Lorsque le dessinateur débutant se lance dans la création artistique, il se rend vite compte qu’il n’y a pas qu’une manière de dessiner pour exprimer son talent de dessinateur. Les différentes techniques et pratiques artistiques ont énormément évolué dans le temps, et de l’art primitif à la nature-morte réaliste, en passant par la gravure, la bande dessinée ou l’art contemporain, entre autres, il existe une multitude de styles, dont les artistes modernes puisent encore leurs inspirations. C’est ainsi que dans les écoles supérieures des Beaux-arts, les disciplines enseignées transmettent des connaissances sur l’évolution de la pratique artistique, afin que les étudiants puissent dessiner des œuvres d’art graphiques novatrices, empruntant des influences diverses et variées.
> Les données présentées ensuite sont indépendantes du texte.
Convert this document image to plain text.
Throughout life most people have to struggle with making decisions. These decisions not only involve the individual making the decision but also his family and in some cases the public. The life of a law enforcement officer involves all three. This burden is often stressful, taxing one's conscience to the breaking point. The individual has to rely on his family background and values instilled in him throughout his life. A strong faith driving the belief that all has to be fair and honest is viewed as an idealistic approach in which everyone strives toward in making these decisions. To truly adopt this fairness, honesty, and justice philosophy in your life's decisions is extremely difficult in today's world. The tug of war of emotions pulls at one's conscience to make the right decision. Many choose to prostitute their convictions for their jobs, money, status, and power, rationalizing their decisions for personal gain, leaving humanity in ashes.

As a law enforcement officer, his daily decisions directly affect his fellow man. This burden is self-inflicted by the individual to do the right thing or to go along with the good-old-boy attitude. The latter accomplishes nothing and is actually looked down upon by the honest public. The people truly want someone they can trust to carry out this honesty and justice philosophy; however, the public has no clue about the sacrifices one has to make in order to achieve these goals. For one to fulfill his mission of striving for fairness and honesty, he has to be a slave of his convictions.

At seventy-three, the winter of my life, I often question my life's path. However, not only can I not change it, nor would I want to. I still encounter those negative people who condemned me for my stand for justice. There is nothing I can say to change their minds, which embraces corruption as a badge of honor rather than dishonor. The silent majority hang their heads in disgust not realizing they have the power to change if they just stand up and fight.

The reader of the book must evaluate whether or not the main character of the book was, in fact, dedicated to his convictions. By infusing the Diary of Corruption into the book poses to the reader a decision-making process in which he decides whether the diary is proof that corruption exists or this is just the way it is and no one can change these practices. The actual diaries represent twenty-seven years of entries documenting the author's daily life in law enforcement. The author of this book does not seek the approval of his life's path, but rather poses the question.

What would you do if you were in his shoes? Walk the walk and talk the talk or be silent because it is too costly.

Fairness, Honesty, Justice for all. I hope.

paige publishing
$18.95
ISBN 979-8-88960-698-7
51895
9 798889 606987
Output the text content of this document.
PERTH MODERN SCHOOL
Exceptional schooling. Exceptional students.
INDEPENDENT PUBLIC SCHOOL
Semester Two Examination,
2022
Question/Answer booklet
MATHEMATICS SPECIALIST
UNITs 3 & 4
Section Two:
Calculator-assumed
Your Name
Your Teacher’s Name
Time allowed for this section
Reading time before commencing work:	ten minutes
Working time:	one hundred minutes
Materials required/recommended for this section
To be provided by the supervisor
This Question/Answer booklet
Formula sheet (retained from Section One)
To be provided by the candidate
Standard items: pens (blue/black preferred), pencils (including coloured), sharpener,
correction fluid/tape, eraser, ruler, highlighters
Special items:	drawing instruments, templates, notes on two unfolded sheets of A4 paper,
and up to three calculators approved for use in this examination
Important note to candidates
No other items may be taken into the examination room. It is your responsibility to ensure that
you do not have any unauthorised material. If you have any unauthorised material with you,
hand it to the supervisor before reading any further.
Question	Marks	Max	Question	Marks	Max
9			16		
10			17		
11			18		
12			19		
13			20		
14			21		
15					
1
Pour les dessinateurs amateurs, aller au musée, et voir des expositions, aussi bien généralistes, comme au musée du Louvre, que d’art moderne, en passant par le musée des arts primitifs, entre autres collections exposées, permet de découvrir et de comprendre les différents courants artistiques qui ont jalonné l’histoire, et qui permettent de comprendre les bases du dessin. Il n’y a donc pas qu'une seule manière de dessiner, et il est important de découvrir l’histoire de l’art afin d’apprendre le dessin dans toute sa globalité et être créatif.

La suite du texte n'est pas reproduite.